I still read the sports section everyday and religiously check gohuskies.com for game results, but rarely do I take the time to surf the net and break down game results and player statistics. I’ve come to accept that I’m somewhat out of the loop when I’m living my second life in Europe.
My life in Europe is different than the one in North America. The change of scenery and missing comforts of home are replaced with new adventures and experiences, as well as introduction to new sports. Each season I return, I inevitably find myself rooting for a new team in a sport I never knew existed or never had the passion to follow. In Finland and Sweden it was floorball, (wait, let’s clarify…I was never a fan of floorball, but was interested in learning about and watching the game) in Portugal I uncovered my hidden passion for futbol (soccer) and now in Luxembourg I’ve become a dedicated handball fan…
Most Wednesday/Friday nights you’ll find me in a gym cheering for the Differdange Red Boys. This has created some confusion among my teammates and Basket Esch supporters. A few weeks ago the Red Boys came to Esch to play and in their mind, I was clearly rooting for the wrong team. I’m a very loyal person – I think it’s one of my best traits, however, I have no ties to the Esch handball players and therefore dodn’t feel guilty about not rooting for them. The Red Boys however, employ a lot of the guys I hang out with here in Luxembourg - therefore I choose to support people I know and like to see do well. In addition, the captain of the Red Boys happens to be my Belgian teammate’s boyfriend. We often attend games together and yell randomly at the referees.
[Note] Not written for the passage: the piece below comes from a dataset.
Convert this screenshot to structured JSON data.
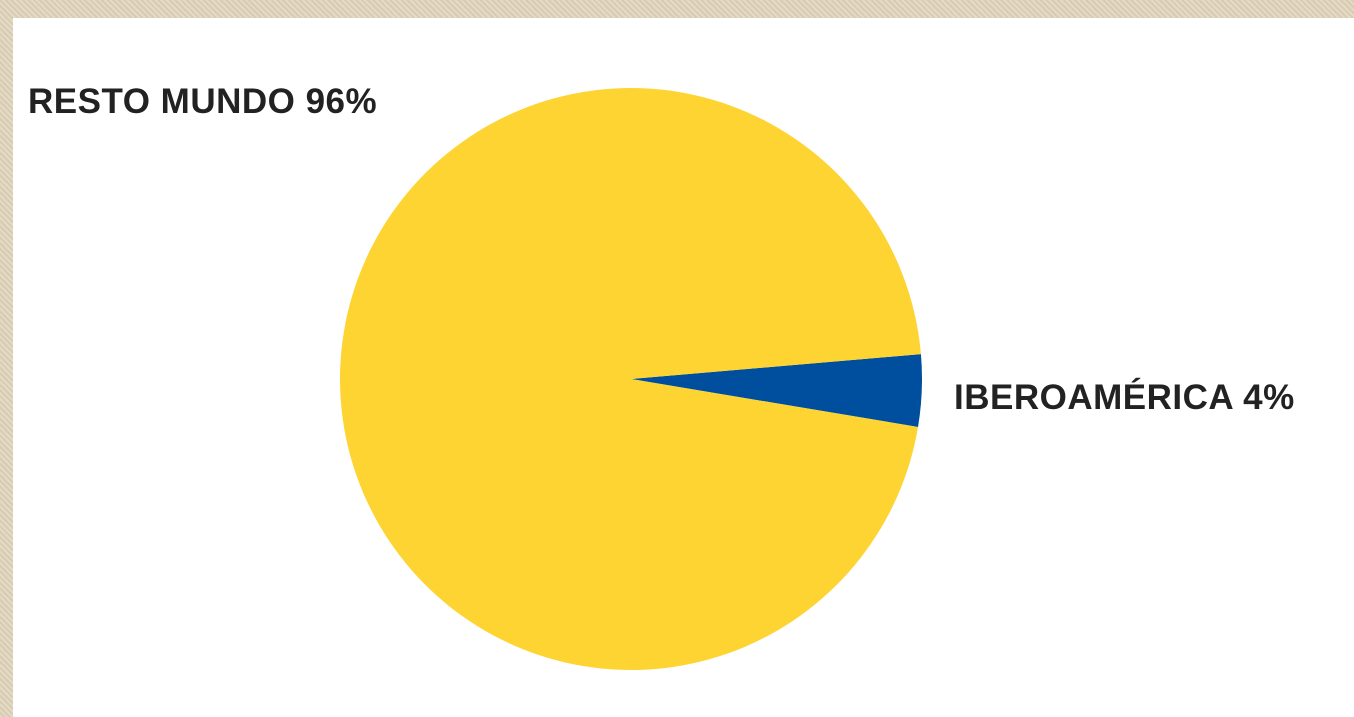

Most of the time I have no idea what is going on and since I shout out in English, most people don’t pay me any attention. I’m pretty sure I’m the least of their worries, as handball games can get pretty rowdy. Fans are intensely supportive of their teams and games are highly attended. Add that to the fact beer is sold throughout the match and you have a dangerous combination of testosterone, alcohol and team allegiance. Last game I attended there was a fight on the court between the two teams and fans started throwing things on the floor. Only in Europe…
From the games I’ve watched so far, I must say I’ve gained a certain amount of respect for the sport. Handball is a brutally physical game. The players are strong, quick and have great hand/eye co-ordination. They sacrifice their bodies on every play and are not afraid to show their emotion. Not only that, their fitness level is very high – you’re not going to see any overweight guys playing this sport. Games are divided into two 30-minute halves, with stoppage of play being rare. The court is larger than a basketball court (40m X 20m) and when the whistle blows, players quickly look to the ref for the call and continue on. It’s an interesting sport. Even though I still don’t fully understand some of the rules and strategy that is involved, it’s entertaining.
Basketball Update: Last week we lost a heartbreaker to Etzella. We should of won, but stupid mistakes in the last 5 minutes determined the result. I have to remind myself that we are a very young team, but it still doesn’t dull the taste of losing. I had a good game, but without the ‘W’ it doesn’t mean much. Sunday we have an important match against Racing – it’s a must win, so we better do just that!